Vedi anche nota 380.

[70] Cfr. Furcht 1999b, §3.3. Sul paragone tra condizioni del lavoro nel Terzo Mondo e nell'Europa della Rivoluzione Industriale (ma anche del XIX secolo) si sofferma diffusamente Iraci Fedeli 1990 (cfr. nota 131); ma anche qualche semplice conversazione con appartenenti alle generazioni più anziane può farci scoprire in molte aree contadine dell'Italia antecedente al boom economico degli anni '50-'60 un'arretratezza oggi impensabile (vedi per esempio il documentario RAI sul delitto di Ca' Quinzani, AA.VV. del 24 giugno 2004).

[71] Per dirla in breve, con Geminello Alvi (2002): "Il terzomondismo del Social Forum non bada all'orrore che sarebbe stato il Sud del mondo anche senza i bianchi" (e, si può aggiungere, che il Ruanda lo diventò nel 1994 proprio perchè non vi fu alcun intervento: "sarebbero bastati cinquemila soldati per evitare lo sterminio di un milione di tutsi" scrive Glucksmann, citato in Mieli 2004a).

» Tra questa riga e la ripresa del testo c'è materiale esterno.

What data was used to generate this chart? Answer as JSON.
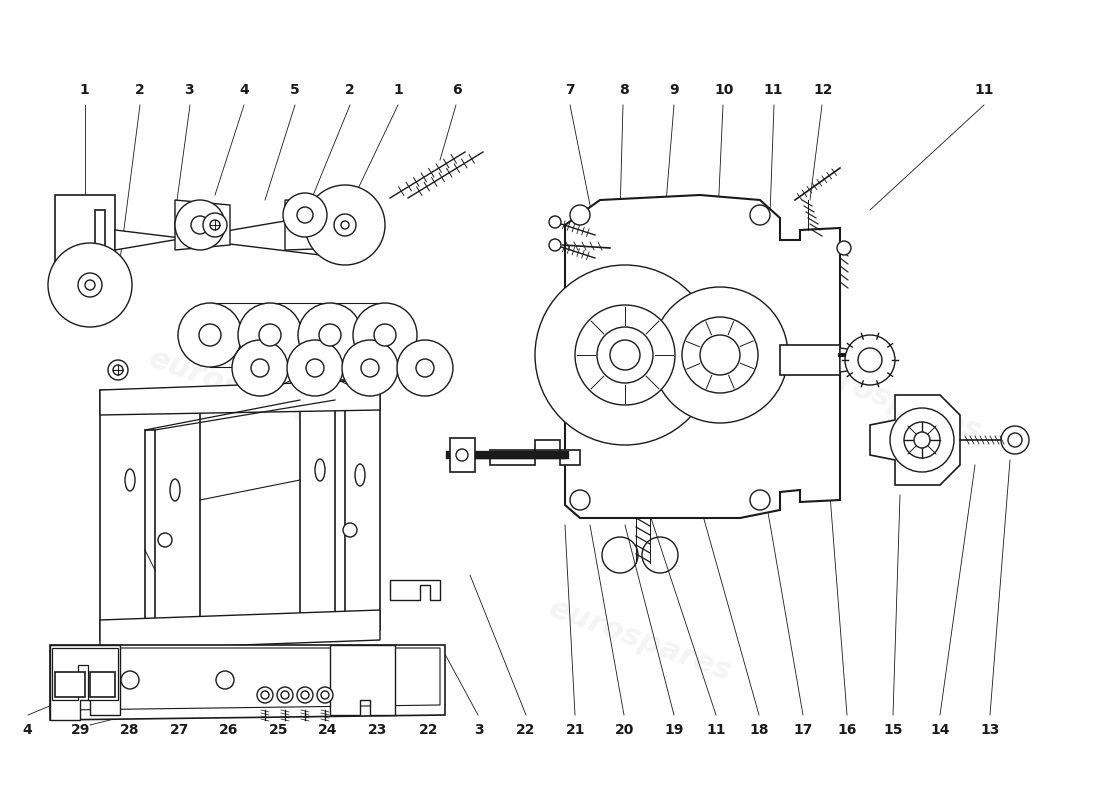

[72] Si apprezzi ad esempio la pregnanza del termine "impoverito" utilizzato dal Gruppo Abele, citato in nota 60. Esplicito anche Mario Capanna, citato con disapprovazione da Gheddo sul tema della povertà del Terzo mondo, che sarebbe frutto della globalizzazione "organizzata dall'alto", anche perchè "noi siamo ricchi perchè altri sono poveri" (ma quando eravamo poveri anche noi, gli altri erano ricchi?). In questo senso anche l'intervento di Rinaldi (riferimento web in bibliografia) e quello di Bologna, emblematico di un certo atteggiamento di diffidenza verso il progresso, che trova nell'egualitarismo un appiglio potente; vi sarebbero altri passi da citare, ma mi limito a questi due: "il modello di consumo (occidentale) è fondato sull'incentivo progressivo allo sfruttamento delle risorse, alla produzione di beni e, dunque, di rifiuti"; stranamente proprio i paesi capitalisti sviluppati sono i più puliti, appunto perchè la ricchezza nazionale viene in parte reinvestita in salubrità, grazie soprattutto all'innovazione permessa dalla scienza ( per tutto questo cfr. soprattutto Lomborg) e alla riduzione della fecondità che è parte ineludibile della modernità. Si pensi per contro a cos'è successo ai paesi dell'ex-blocco sovietico, o agli sprechi energetici del terzo mondo, ove una materia prima essenziale per la produzione di energia è la legna da ardere. Poi abbiamo anche: "Per quanto riguarda l'innovazione tecnologica (T), è fuor di dubbio che essa ha accresciuto enormemente la qualità della vita ma ha progressivamente peggiorato quella dell'ecosistema planetario; è, inoltre, anche condivisibile il fatto che nel migliorare la qualità di vita dell'uomo ha selezionato fasce di popolazione in maniera asimmetrica (il Nord del benessere e il Sud degli impoveriti) allargando la forbice e, addirittura, spaccandola irrimediabilmente".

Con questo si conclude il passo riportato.